Why Volunteering for PTO made me Question My Sanity
As a mom of three school-age children, I enjoy volunteering for our school’s parent-teacher organization.
I had quit my professional job and threw myself into becoming a stay-at-home mother. The transition was rough. By the time my oldest was in kindergarten, I was looking to insert myself at school and use my skills outside the home. It’s important to mention here that my mother had been a PTA president. Volunteering at school was always on my radar as a worthy occupation. It was a task I looked forward to as one of life’s milestones. I had a lot of expectations going into this role. I expected:
- To help others.
- To share my perspective and values with the school community.

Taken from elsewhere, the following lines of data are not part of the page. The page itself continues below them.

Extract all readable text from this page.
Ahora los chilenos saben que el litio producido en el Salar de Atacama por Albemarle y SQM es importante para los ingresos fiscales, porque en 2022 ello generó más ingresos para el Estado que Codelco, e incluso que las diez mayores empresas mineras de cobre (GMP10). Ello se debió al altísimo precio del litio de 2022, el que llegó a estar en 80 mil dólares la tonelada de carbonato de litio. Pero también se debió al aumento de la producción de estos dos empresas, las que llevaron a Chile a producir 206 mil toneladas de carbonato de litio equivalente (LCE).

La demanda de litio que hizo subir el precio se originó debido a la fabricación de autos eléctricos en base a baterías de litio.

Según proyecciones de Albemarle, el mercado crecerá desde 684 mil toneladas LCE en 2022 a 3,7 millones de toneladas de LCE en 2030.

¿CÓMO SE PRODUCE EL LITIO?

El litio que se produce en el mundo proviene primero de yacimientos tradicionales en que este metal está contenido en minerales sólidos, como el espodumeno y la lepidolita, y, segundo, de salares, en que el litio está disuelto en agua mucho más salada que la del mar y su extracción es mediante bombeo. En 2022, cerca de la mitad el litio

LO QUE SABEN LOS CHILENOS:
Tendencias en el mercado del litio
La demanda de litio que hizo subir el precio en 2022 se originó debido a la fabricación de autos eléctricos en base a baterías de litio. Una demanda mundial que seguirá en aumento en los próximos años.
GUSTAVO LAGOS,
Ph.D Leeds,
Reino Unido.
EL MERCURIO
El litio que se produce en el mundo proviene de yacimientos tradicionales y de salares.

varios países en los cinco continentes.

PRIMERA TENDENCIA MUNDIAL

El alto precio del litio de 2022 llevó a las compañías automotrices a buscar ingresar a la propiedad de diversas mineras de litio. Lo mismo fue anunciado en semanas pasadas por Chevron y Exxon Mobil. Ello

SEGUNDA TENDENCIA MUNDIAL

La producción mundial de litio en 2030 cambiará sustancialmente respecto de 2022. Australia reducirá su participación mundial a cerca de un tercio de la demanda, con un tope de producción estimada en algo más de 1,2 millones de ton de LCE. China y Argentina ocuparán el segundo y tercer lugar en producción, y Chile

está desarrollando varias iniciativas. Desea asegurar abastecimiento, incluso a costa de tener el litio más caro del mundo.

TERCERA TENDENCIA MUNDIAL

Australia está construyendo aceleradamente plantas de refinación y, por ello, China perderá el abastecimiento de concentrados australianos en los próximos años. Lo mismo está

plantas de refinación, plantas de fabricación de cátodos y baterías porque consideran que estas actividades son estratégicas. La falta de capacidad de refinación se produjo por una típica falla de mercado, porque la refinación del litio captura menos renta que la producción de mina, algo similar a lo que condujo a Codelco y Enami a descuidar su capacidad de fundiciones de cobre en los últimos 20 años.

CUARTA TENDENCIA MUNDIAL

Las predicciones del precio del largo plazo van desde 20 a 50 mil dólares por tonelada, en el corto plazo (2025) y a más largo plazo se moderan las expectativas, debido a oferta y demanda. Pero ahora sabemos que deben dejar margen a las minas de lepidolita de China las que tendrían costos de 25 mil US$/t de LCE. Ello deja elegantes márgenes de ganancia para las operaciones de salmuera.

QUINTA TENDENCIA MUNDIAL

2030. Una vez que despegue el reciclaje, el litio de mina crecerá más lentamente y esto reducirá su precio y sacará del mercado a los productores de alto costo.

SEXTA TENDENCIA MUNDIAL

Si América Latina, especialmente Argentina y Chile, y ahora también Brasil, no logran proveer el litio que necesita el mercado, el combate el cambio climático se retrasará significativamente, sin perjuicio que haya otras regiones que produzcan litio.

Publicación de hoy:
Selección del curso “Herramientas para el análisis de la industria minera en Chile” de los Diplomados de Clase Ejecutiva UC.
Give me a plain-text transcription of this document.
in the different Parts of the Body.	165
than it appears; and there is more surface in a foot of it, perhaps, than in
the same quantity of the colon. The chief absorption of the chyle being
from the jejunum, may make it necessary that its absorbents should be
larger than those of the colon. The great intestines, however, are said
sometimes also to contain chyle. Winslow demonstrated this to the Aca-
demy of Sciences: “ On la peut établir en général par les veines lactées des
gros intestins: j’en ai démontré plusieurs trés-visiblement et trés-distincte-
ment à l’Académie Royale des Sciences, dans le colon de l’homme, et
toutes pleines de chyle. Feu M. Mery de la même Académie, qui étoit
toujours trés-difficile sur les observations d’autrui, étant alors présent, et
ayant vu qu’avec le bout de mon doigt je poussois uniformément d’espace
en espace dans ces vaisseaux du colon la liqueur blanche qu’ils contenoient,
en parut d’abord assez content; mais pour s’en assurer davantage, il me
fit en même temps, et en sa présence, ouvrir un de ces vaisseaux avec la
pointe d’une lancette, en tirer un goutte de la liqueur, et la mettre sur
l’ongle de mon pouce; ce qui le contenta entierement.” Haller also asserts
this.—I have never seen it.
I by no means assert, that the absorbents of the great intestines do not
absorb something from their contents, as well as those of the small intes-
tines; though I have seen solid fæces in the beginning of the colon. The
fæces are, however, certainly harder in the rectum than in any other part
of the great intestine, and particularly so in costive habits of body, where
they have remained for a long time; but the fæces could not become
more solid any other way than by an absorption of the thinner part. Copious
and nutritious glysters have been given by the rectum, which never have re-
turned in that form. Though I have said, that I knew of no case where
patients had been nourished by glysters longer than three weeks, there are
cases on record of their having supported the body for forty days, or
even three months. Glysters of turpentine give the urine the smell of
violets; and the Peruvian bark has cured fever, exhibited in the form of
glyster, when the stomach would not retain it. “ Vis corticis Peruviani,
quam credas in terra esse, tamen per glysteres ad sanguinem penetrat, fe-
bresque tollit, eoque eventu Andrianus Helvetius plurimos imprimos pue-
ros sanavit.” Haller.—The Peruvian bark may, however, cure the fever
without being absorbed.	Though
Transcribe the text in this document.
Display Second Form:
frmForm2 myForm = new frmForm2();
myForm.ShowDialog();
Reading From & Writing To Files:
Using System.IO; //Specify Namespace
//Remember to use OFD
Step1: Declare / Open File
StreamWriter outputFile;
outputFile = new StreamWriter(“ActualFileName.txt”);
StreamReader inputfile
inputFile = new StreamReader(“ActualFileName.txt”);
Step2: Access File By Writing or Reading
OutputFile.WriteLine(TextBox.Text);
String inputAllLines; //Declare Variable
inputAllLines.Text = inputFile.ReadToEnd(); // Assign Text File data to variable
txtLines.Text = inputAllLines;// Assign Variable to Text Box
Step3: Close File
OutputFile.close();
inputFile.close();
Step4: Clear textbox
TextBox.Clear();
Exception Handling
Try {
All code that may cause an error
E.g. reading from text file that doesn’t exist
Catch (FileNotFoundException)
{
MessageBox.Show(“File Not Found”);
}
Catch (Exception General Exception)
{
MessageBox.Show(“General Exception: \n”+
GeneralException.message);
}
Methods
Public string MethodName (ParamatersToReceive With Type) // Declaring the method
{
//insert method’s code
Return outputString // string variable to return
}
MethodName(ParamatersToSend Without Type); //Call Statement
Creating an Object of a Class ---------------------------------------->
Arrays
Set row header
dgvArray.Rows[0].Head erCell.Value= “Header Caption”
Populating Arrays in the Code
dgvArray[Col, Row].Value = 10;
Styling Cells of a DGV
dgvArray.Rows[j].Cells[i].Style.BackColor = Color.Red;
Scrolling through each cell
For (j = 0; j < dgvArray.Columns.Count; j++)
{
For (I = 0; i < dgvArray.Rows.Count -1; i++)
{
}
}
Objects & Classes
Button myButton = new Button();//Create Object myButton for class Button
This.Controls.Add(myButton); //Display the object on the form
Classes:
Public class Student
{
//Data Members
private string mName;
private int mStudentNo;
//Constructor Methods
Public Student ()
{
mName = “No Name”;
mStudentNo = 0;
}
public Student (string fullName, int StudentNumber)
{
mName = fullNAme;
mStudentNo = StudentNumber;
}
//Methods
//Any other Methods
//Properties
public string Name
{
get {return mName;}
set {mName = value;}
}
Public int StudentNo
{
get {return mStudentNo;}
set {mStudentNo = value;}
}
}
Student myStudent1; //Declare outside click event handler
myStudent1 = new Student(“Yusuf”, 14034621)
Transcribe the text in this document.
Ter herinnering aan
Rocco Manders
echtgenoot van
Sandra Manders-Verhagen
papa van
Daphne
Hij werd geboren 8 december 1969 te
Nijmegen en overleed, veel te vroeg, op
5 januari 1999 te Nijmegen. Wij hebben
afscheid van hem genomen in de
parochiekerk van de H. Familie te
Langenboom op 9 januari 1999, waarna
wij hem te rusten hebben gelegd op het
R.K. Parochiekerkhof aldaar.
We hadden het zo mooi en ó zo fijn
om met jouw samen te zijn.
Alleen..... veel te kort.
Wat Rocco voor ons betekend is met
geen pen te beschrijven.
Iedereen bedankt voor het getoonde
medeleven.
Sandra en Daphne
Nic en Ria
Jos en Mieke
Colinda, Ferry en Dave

- To partner with faculty and staff so they would be apt to give their best efforts to my kids (i.e. little naughties).
- To meet fellow parents and arrange play dates for my kids.
- To dust off my professional skills and improve my soft skills.
I can’t help but realize now that I did not expect challenges, but like involvement in any organization, challenges are inevitable. I am in my 7th year of PTO service have seen a variety of different challenges.
Working with members and balancing the different goals and expectations each may hold takes exceptional leadership skills. By its nature, PTO is inclusive. Everyone is welcome. This sentiment is aligned with my values and I believe inclusivity should be celebrated. But that doesn’t make it less challenging when individuals have different goals and expectations.
Workplace-Like Challenges in a Voluntary Position
Many of the tasks I performed can be transferable to the workplace. However, voluntary elected positions are taken with a different level of severity and commitment than the workplace. Volunteers include a diverse group of personalities and experiences, ranging from novice to veteran all coming together to work for a common cause. I have been both a novice and a veteran in the different roles of PTO service. Also, note the irony that one can be both a novice and a veteran at the same time!
Working together with people I don’t know to do BIG things I have never done before. This pretty much sums up my experience on the PTO board. Sometimes I’m impressed with what we have accomplished and what I have learned. But the truth is, it was daunting. The truth is I felt vulnerable. Vulnerability can feel exciting and pretty scary. It is uncomfortable. People will do a lot of antisocial things to avoid feeling vulnerable. I have come to understand that any difficulties I experienced weren’t caused by personal judgments, but more likely about an inability to cope with vulnerability.
Getting to this level of understanding has taken a lot of internal work on my part. I have felt so many emotions. I’ve been frustrated, overwhelmed, insecure, and desperate for approval. I’ve had my feelings hurt, embarrassed, and I’ve been humbled. It has been over a year since I served on the PTO board. Why was this so hard for me? That was an embarrassing thought too.
Self-Care and Self-Soothe
The solution has been self-care and mindfulness.
- Self-care for me was about recognizing my limitations and set healthy boundaries. Setting boundaries was hard for me and I had to treat it like a muscle. The more I flexed it, the stronger the skill became.
- Mindfulness is a topic I have been interested in for a long time. For years, I have intermittently practiced the skill and read books. The game changer for me was that over this winter I took an 8-week Mindfulness Course at Clarity Clinic NWI. It was truly transformational. I learned how to be in the present moment. I became aware of some of my unhealthy mental habits that did not serve me, such as rehashing and rehearsing. It made me question my thoughts and create space from them. The goal is to pick and choose the thoughts that serve me and let go of the others.
I still volunteer at school. And now I can bring my best self, which will always be a work in progress.